Whilst in Montreal (back in June…seems an age ago!), I attended the Public Health Association of Canada’s Annual Conference which was a 4 day event attended by around 700 academics, service providers and policy people from across the country.
Talking about Health Champions in Montreal! |
On the first day of the conference, I contributed to a half day session on “Exploring intersectoral partnerships in working with Community Health Workers (CHW)/Lay Health Workers in Canada and internationally”. I was invited to do short input about Community Health Champions (as a form of Lay Health Worker) and the Altogether Better programme. The session was hosted by Population Health Improvement Research Network (PHIRN) at the University of Ottawa.
During the session, we also heard from Terry Mason (an Independent Public Health Policy Consultant from Boston, Massachusetts) who spoke on ‘The Importance of Community Health Worker Leadership in Developing the Field’ and the need for recognition of the CHW role. Ronald Labonté from the University of Ottawa gave us an international perspective and Sara Johnson, from the Ontario Federation of Indian Friendship Centers talked about Improving Urban Aboriginal Health Outcomes. Ivy Bourgeault (University of Ottawa), talked about the increasing global interest in CHWs and Sara Torres (University of Ottawa) talked about her PhD on Models of collaboration between immigrant community-based organizations and public health units.

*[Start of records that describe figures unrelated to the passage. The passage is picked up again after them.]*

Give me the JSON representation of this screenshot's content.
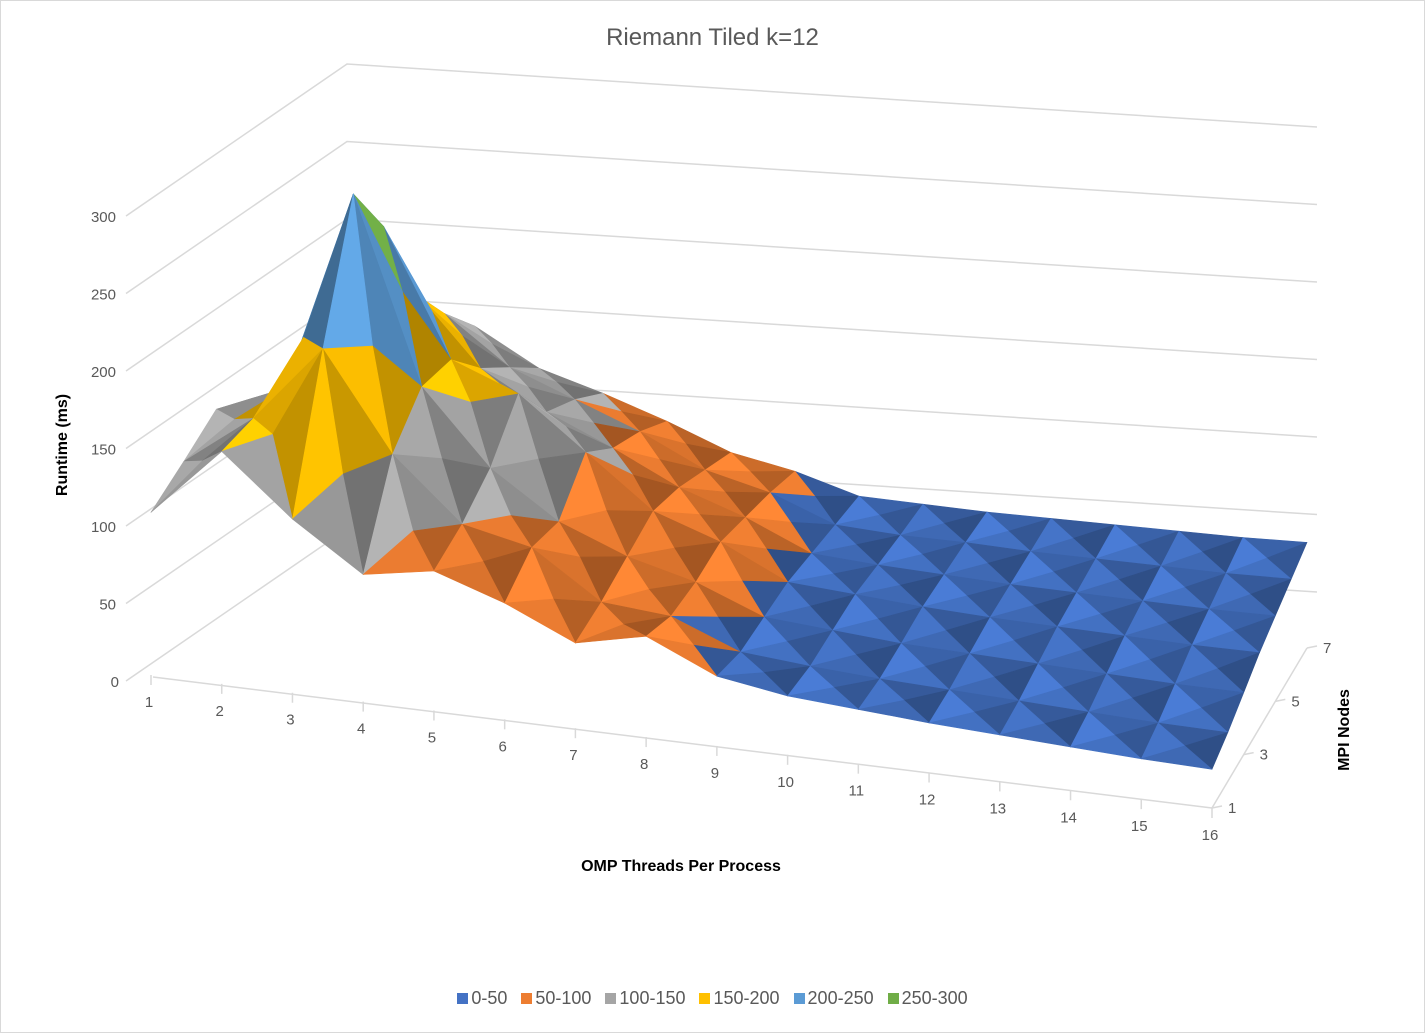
{
  "chart_data": {
    "type": "surface",
    "title": "Riemann Tiled k=12",
    "xlabel": "OMP Threads Per Process",
    "ylabel": "MPI Nodes",
    "zlabel": "Runtime (ms)",
    "zlim": [
      0,
      300
    ],
    "z_ticks": [
      "0",
      "50",
      "100",
      "150",
      "200",
      "250",
      "300"
    ],
    "x_ticks": [
      "1",
      "2",
      "3",
      "4",
      "5",
      "6",
      "7",
      "8",
      "9",
      "10",
      "11",
      "12",
      "13",
      "14",
      "15",
      "16"
    ],
    "y_ticks": [
      "1",
      "3",
      "5",
      "7"
    ],
    "y_values": [
      1,
      2,
      3,
      4,
      5,
      6,
      7
    ],
    "grid": true,
    "legend_position": "bottom",
    "bands": [
      {
        "label": "0-50",
        "color": "#4472c4"
      },
      {
        "label": "50-100",
        "color": "#ed7d31"
      },
      {
        "label": "100-150",
        "color": "#a5a5a5"
      },
      {
        "label": "150-200",
        "color": "#ffc000"
      },
      {
        "label": "200-250",
        "color": "#5b9bd5"
      },
      {
        "label": "250-300",
        "color": "#70ad47"
      }
    ],
    "z": [
      [
        105,
        150,
        112,
        82,
        90,
        75,
        55,
        65,
        45,
        38,
        35,
        32,
        30,
        28,
        26,
        25
      ],
      [
        122,
        155,
        205,
        142,
        102,
        92,
        62,
        58,
        40,
        36,
        33,
        31,
        29,
        27,
        25,
        24
      ],
      [
        140,
        158,
        288,
        168,
        120,
        90,
        72,
        60,
        42,
        38,
        34,
        32,
        30,
        28,
        26,
        25
      ],
      [
        112,
        150,
        250,
        168,
        150,
        116,
        82,
        66,
        44,
        40,
        36,
        33,
        31,
        29,
        27,
        26
      ],
      [
        96,
        125,
        190,
        145,
        120,
        100,
        78,
        62,
        42,
        38,
        35,
        32,
        30,
        28,
        26,
        25
      ],
      [
        78,
        112,
        160,
        128,
        110,
        92,
        70,
        58,
        40,
        36,
        34,
        31,
        29,
        27,
        25,
        24
      ],
      [
        62,
        96,
        135,
        110,
        96,
        80,
        62,
        52,
        38,
        35,
        32,
        30,
        28,
        26,
        24,
        23
      ]
    ]
  }
}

Me, Ivy Bourgeault, Terry Mason, Sara Torres, Sarah Johnson |
The group discussion that followed was lively and generated a number of interesting issues and questions around Community Health Workers (CHWs). I’ve attempted to summarise some of the key points below:
CHWs: Volunteers or Paid Roles?
- Different models of CHWs exist - from volunteer to paid para-professional role. Does using volunteers give the state the opportunity to step back / take less responsibility and reduce service provision?
- Both paid CHWs and volunteers co-exist in some places. Would paying CHWs act as a disincentive? The keenest people maybe those who do the work for the love of it – this may be lost if CHWs were to be paid. Need to consider what motivates CHWs and the different motives for different people (e.g. retired skilled people wanting to volunteer ‘v’ people seeing volunteer role as a step on a pathway to personal development and employment).
- What is the role of empowerment? Not just for the communities /’end user’ but also the impact of skills development for the CHWs.
- What rewards / benefits should CHWs get? e.g. education, training, professional advancement, financial reward?
The key roles of the CHW
- CHWs are critical linkers /bridges to services. In Dakar there are 2000 new immigrants arriving every day and the role of CHWs is to link these people to services
- How can CHWs be used to help improve social cohesion – especially amongst Aboriginal communities?
- Could CHWs be involved in other roles aimed at increasing health equity? E.g. use CHWs to help identify child labour victims. How much can CHWs realistically take on? Need to consider what CHWs role should be (e.g. to refer well and develop relationships).
- Community Health Representatives (CHR) are paid CHWs in 9 communities in Quebec working with 1st nation people. Focus is on prevention and management of diabetes. Use a train the trainers approach. CHRs are recruited from communities and are respected by the community. In some rural communities, CHR are particularly valuable as they may be the only public health presence.
- Legitimation of CHWs role is linked to the internal policies of the organisations to which CHWs are linked. An internal policy statement should state what the role of CHWs is and what support they will receive – this will allow CHWs to make claims for support. For CHWs to do a good job – they need to be supported well and have access to resources and to professionals. These should be stated as the ‘rights’ of CHWs.
Professionalisation and Recognition ‘v’ Community Credibility?
- How can we make CHWs more recognised – to ensure they are at the centre (or at least ‘at the ‘table’ not ‘on the menu’). Should CHWs be more formally part of the health system? Need to consider what health systems are about. Should CHWs be part of how health services are revised and changed?
- The ‘Professionalism’ debate creates tension between the need to generate more credibility and recognition for CHWs and the need to maintain their valuable ‘grass roots’ connections and community links. If CHWs become more highly ‘professionlised’ they may lose some credibility with the community with whom they work.
- In some places, people (CHWs) without statutory authority (i.e. not part of the state) were seen as more ‘fair’ and the most trusted source of information regarding health issues. This means they could be a good mechanism for accessing target communities. This may be lost if they became paid state employees.
- Need to build up intersectoral health councils / partnership working methods to look at community problems together and explore how these can be addressed. Is there a role for asset based community development approaches to address the wider determinants of health?
- Should CHWs be organised /unionised (as in some parts of the US?)? In Massachusetts, the ‘certification’ of CHWs resulted from having powerful CHW leaders who organised for recognition. The Association of CHWs has set standards and requirements for CHWs (Terry Mason, Boston). The mobilisation / organisation of CHWs can allow them to look at what they need to do to work more effectively.
What does anyone think….? Feel free to post any comments or further questions.